Wild Rice and Wheatberry Melange

Snow, snow, snow! Should be beautiful in Vermont Minneapolis this time of year, shouldn’t it?

It is!  The snow is wonderful for the following reasons:
1.  I finally had an excuse to finish the new coat I made.
2.  I went snowshoeing for the first time this season to get some provisions and was able to test out my new coat.  It works.
3.  I was given the unique opportunity dig my car out not with a shovel but with a plastic bucket and my broomball stick.  Don’t be fooled.  A bucket is a very effective snow-removal device.  (Dear Santa, I’d like a shovel for Christmas.)

It was also an excuse to eat and drink in my cozy apartment.  In addition to concocting a few beverages (whiskey and apple cider, anyone? 7oz. Miller High Life?), I also made this recipe, one of my all time fall/winter favorites.

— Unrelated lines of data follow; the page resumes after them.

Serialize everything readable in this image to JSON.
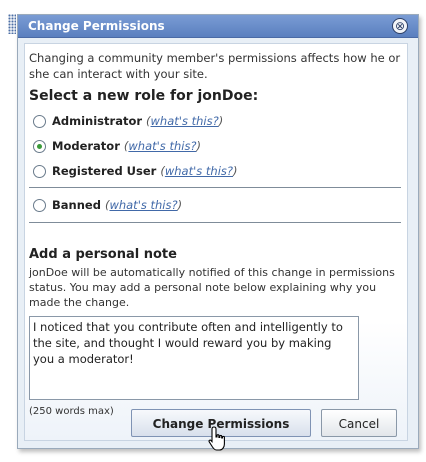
{
  "dialog": {
    "title": "Change Permissions",
    "intro": "Changing a community member's permissions affects how he or she can interact with your site.",
    "heading": "Select a new role for jonDoe:",
    "roles": [
      {
        "label": "Administrator",
        "link": "what's this?",
        "selected": false
      },
      {
        "label": "Moderator",
        "link": "what's this?",
        "selected": true
      },
      {
        "label": "Registered User",
        "link": "what's this?",
        "selected": false
      },
      {
        "label": "Banned",
        "link": "what's this?",
        "selected": false
      }
    ],
    "note_heading": "Add a personal note",
    "note_description": "jonDoe will be automatically notified of this change in permissions status. You may add a personal note below explaining why you made the change.",
    "note_value": "I noticed that you contribute often and intelligently to the site, and thought I would reward you by making you a moderator!",
    "word_limit": "(250 words max)",
    "submit_label": "Change Permissions",
    "cancel_label": "Cancel"
  }
}
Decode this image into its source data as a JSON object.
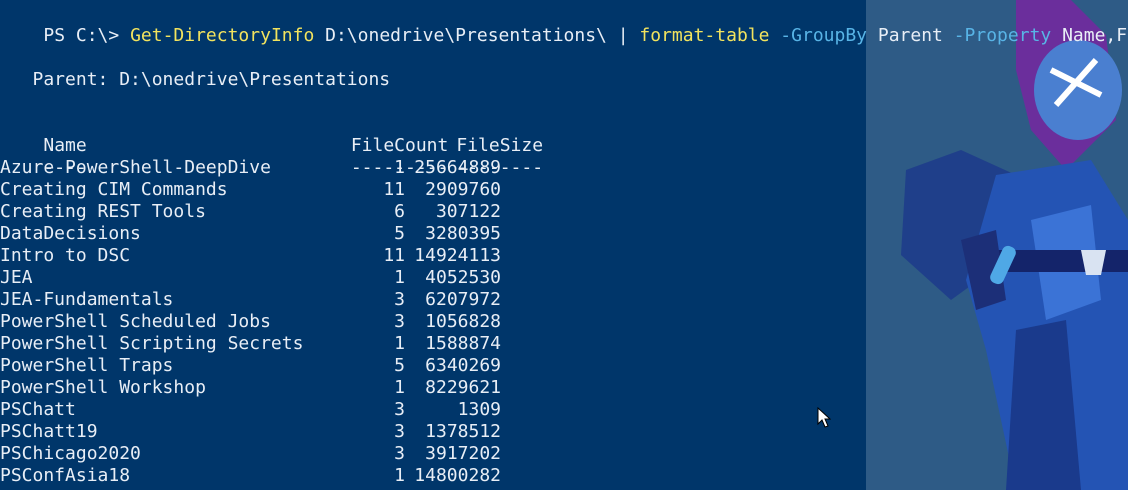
{
  "terminal": {
    "prompt": "PS C:\\> ",
    "command": {
      "cmdlet": "Get-DirectoryInfo",
      "path": " D:\\onedrive\\Presentations\\ ",
      "pipe": "|",
      "format": " format-table",
      "groupby_param": " -GroupBy",
      "groupby_value": " Parent",
      "property_param": " -Property",
      "property_value": " Name,File*"
    },
    "group_label": "   Parent: D:\\onedrive\\Presentations",
    "table": {
      "headers": [
        "Name",
        "FileCount",
        "FileSize"
      ],
      "separators": [
        "----",
        "---------",
        "--------"
      ],
      "rows": [
        {
          "name": "Azure-PowerShell-DeepDive",
          "count": "1",
          "size": "25664889"
        },
        {
          "name": "Creating CIM Commands",
          "count": "11",
          "size": "2909760"
        },
        {
          "name": "Creating REST Tools",
          "count": "6",
          "size": "307122"
        },
        {
          "name": "DataDecisions",
          "count": "5",
          "size": "3280395"
        },
        {
          "name": "Intro to DSC",
          "count": "11",
          "size": "14924113"
        },
        {
          "name": "JEA",
          "count": "1",
          "size": "4052530"
        },
        {
          "name": "JEA-Fundamentals",
          "count": "3",
          "size": "6207972"
        },
        {
          "name": "PowerShell Scheduled Jobs",
          "count": "3",
          "size": "1056828"
        },
        {
          "name": "PowerShell Scripting Secrets",
          "count": "1",
          "size": "1588874"
        },
        {
          "name": "PowerShell Traps",
          "count": "5",
          "size": "6340269"
        },
        {
          "name": "PowerShell Workshop",
          "count": "1",
          "size": "8229621"
        },
        {
          "name": "PSChatt",
          "count": "3",
          "size": "1309"
        },
        {
          "name": "PSChatt19",
          "count": "3",
          "size": "1378512"
        },
        {
          "name": "PSChicago2020",
          "count": "3",
          "size": "3917202"
        },
        {
          "name": "PSConfAsia18",
          "count": "1",
          "size": "14800282"
        }
      ]
    },
    "colors": {
      "background": "#00366a",
      "cmdlet": "#f2e35e",
      "parameter": "#58b4e6",
      "text": "#e8eef6"
    }
  }
}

Wild Rice and Wheatberry Melange with Shiitake Mushrooms (from Martha Stewart)
1 c. wild rice
8 c. water
1 c. wheatberries
4 Tbsp. butter
1/2 lb. shiitake mushrooms
3/4 c. dried currants, soaked overnight in vodka**
1 small onion
1/2 c. vegetable broth
salt and pepper to taste.

Cook the wild rice in 4 c. water, about 45 minutes.  Drain and set aside.  Do the same with the wheatberries.  Set aside.
Melt the butter in a skillet and saute the mushrooms until they have just begun to wilt.  Add grain mixture, onions, currants and broth to mushrooms.  Cover and cook over low heat until hot, about 10 minutes.  Add salt and pepper to taste and enjoy!

**You can use that currant vodka in a beverage to keep you warm while you cook or to just plain keep you warm!  I mixed the vodka with equal parts Grand Marnier and grapefruit juice in a cocktail shaker to make about 3 martinis.  No, I did not drink all three in case you were wondering.

wild rice and wheatberries



3 responses to “Wild Rice and Wheatberry Melange

  1. Pingback: Cranberry Maple Chutney and Morning Roundup | The Heavy Table - Minneapolis-St. Paul and Upper Midwest Food Magazine and Blog

  2. Lovely. That sounds like really good, warming winter fare. I’ve been doing a lot with wheat berries myself this fall and winter–if you think of it ahead of time, try sprouting them for a couple of days. They develop a lot of sweetness and nuttiness, and cook in much less time.